The complex interplay between adenosine and adenine nucleotide signalling is highlighted in ENTPD1-deficient mice; these mice not only have elevated circulating nucleotide levels and related pathology104,105 but also a deficiency in extracellular adenosine signalling, which is associated with increased vascular leakage during hypoxia80, or more severe tissue injury during lung inflammation or ischaemia and reperfusion96-99,106,107. In addition, protective and anti-inflammatory adenosine signalling against ischaemic and inflammatory injury is absent in the heart65, lung106, liver100, kidney108, intestine31 and blood109 of mice lacking ENTPD1.

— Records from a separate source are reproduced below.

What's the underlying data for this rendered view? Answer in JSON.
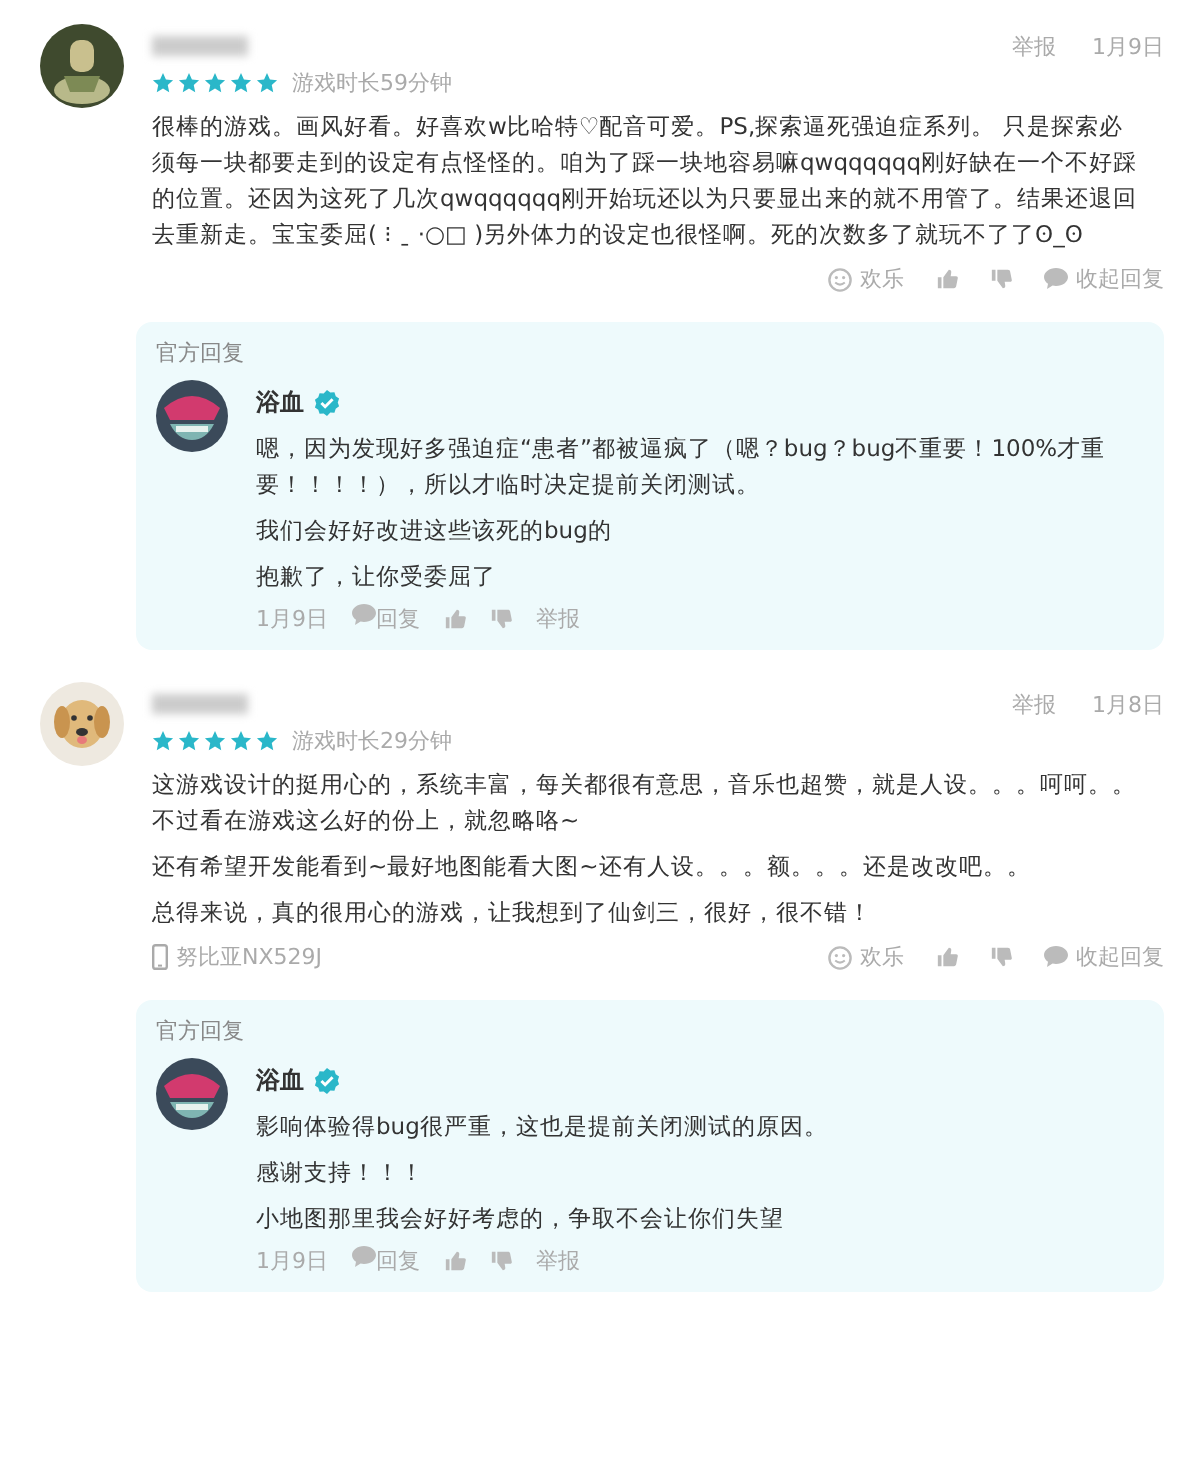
{
  "reviews": [
    {
      "stars": 5,
      "playtime": "游戏时长59分钟",
      "report": "举报",
      "date": "1月9日",
      "paragraphs": [
        "很棒的游戏。画风好看。好喜欢w比哈特♡配音可爱。PS,探索逼死强迫症系列。 只是探索必须每一块都要走到的设定有点怪怪的。咱为了踩一块地容易嘛qwqqqqqq刚好缺在一个不好踩的位置。还因为这死了几次qwqqqqqq刚开始玩还以为只要显出来的就不用管了。结果还退回去重新走。宝宝委屈( ⁝ ˍ ·○□ )另外体力的设定也很怪啊。死的次数多了就玩不了了ʘ_ʘ"
      ],
      "mood": "欢乐",
      "collapse": "收起回复",
      "reply": {
        "label": "官方回复",
        "name": "浴血",
        "verified": true,
        "paragraphs": [
          "嗯，因为发现好多强迫症“患者”都被逼疯了（嗯？bug？bug不重要！100%才重要！！！！），所以才临时决定提前关闭测试。",
          "我们会好好改进这些该死的bug的",
          "抱歉了，让你受委屈了"
        ],
        "date": "1月9日",
        "reply_action": "回复",
        "report": "举报"
      }
    },
    {
      "stars": 5,
      "playtime": "游戏时长29分钟",
      "report": "举报",
      "date": "1月8日",
      "paragraphs": [
        "这游戏设计的挺用心的，系统丰富，每关都很有意思，音乐也超赞，就是人设。。。呵呵。。不过看在游戏这么好的份上，就忽略咯~",
        "还有希望开发能看到~最好地图能看大图~还有人设。。。额。。。还是改改吧。。",
        "总得来说，真的很用心的游戏，让我想到了仙剑三，很好，很不错！"
      ],
      "device": "努比亚NX529J",
      "mood": "欢乐",
      "collapse": "收起回复",
      "reply": {
        "label": "官方回复",
        "name": "浴血",
        "verified": true,
        "paragraphs": [
          "影响体验得bug很严重，这也是提前关闭测试的原因。",
          "感谢支持！！！",
          "小地图那里我会好好考虑的，争取不会让你们失望"
        ],
        "date": "1月9日",
        "reply_action": "回复",
        "report": "举报"
      }
    }
  ]
}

A1 receptors are downregulated by hypoxia in C6 glioma cells110 but are upregulated in human temporal lobe epilepsy111 and in mice in which seizures were induced by pentylenetetrazole (PTZ)112. Adenosine receptor expression may also be altered in cancer cells, but the significance of this is unclear. Hypoxia in solid tumours is associated with increased levels of ENTPD1- and NT5E-dependent adenosine, causing A2A receptor-mediated attenuation of the immune response against cancer. For example, genetic deletion of NT5E113, ENTPD1 (REF. 114) or the A2A receptor115 in the host mouse is associated with the rejection of established immunogenic tumours via the regulation of T cell function and pathological angiogenesis. Conversely, A2A receptor inactivation in the brain has been consistently associated with protection against brain damage after ischaemia57, excitotoxicity116, traumatic brain injury117,118 and neurodegeneration in Parkinson’s disease119 and Alzheimer’s disease120. In some cases, both activation and inactivation of the A2A receptor have been shown to have a protective effect, including in animal models of Huntington’s disease121,122 and spinal cord injury123. Moreover, ADORA3 mRNA expression is upregulated in hepatocellular carcinoma tissues in comparison with adjacent normal tissues124 and is also upregulated in peripheral blood mononuclear cells (PBMCs) derived from patients with hepatocellular carcinoma compared to healthy individuals36; this indicates that the A3 receptor in PBMCs may be a potential biomarker of hepatocellular carcinoma, reflecting the A3 receptor status in remote tumours.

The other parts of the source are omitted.